Figure 1. Flowchart showing the number of infants with length measurements included in the analysis.
Growth Trajectory
In the SGA-LBW and AGA-LBW infants, the mean (SD) length at birth was 44.7 (1.6) cm and 44.5 (1.5) cm, and that at 180 days of age was 62.4 (2.4) cm and 62.5 (2.4) cm, respectively. The mean difference (SD) in length between SGA-LBW and AGA-LBW infants adjusted for gestational age was the highest at 28 days (MD −0.98, 95% CI: −1.09 to −0.88) and the lowest at 180 days of age (MD −0.73, 95% CI: −0.89 to −0.58, Table 1).
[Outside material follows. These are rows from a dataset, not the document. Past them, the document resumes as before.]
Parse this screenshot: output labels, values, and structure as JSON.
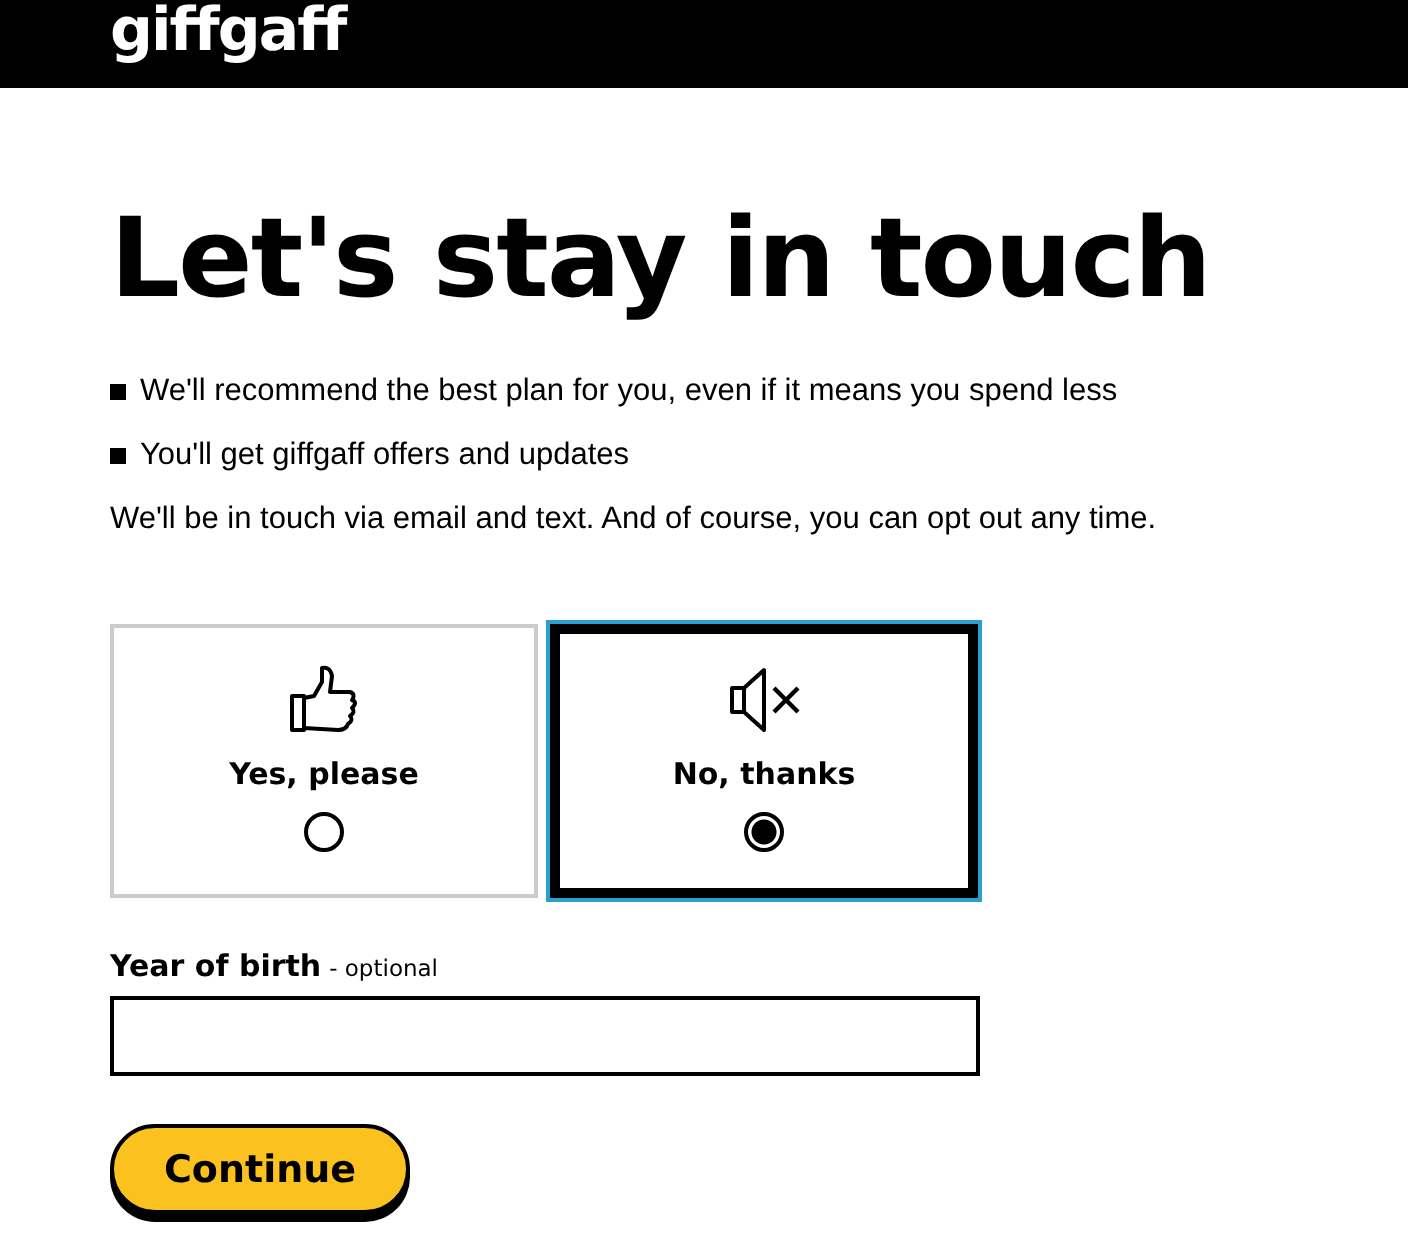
{
  "header": {
    "logo": "giffgaff"
  },
  "heading": "Let's stay in touch",
  "bullets": [
    "We'll recommend the best plan for you, even if it means you spend less",
    "You'll get giffgaff offers and updates"
  ],
  "note": "We'll be in touch via email and text. And of course, you can opt out any time.",
  "options": [
    {
      "kind": "thumbs-up",
      "label": "Yes, please",
      "selected": false
    },
    {
      "kind": "mute",
      "label": "No, thanks",
      "selected": true
    }
  ],
  "year_field": {
    "label": "Year of birth",
    "hint": "- optional"
  },
  "button": "Continue"
}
Table 1. Linear growth patterns in small for gestational age (SGA) and appropriate for gestational age (AGA) low birthweight infants at different time points.
The 6-month linear growth velocity during the period from birth to 180 days in SGA-LBW and AGA-LBW was 17.8 (2.2) and 17.9 (2.2) cm. Compared with AGA-LBW infants, the linear growth velocity in SGA-LBW infants was substantially lower in the neonatal period (adjusted MD −0.19, 95% CI: −0.28 to −0.10), and was significantly higher during the 90- to 180-day period (adjusted MD 0.17, 95% CI: 0.06–0.28). The difference in linear growth velocity during other time periods was not statistically significant.
At birth, the LAZ score of SGA-LBW and AGA-LBW infants was −2.7 (0.8) and −2.7 (0.8), respectively. At 180 days of age, the LAZ scores in SGA-LBW and AGA-LBW infants were −1.9 (1.0) and −1.9 (1.1), respectively. Adjusted analysis showed that the LAZ score of SGA-LBW infants was substantially lower than AGA-LBW infants at all time points of measurement (Table 1). The adjusted MD in LAZ score between SGA-LBW and AGA-LBW infants was maximum at 28 days and (MD −0.53, 95% CI: −0.59 to −0.48) and minimum at 180 days of age (MD −0.38, 95% CI: −0.45 to −0.31).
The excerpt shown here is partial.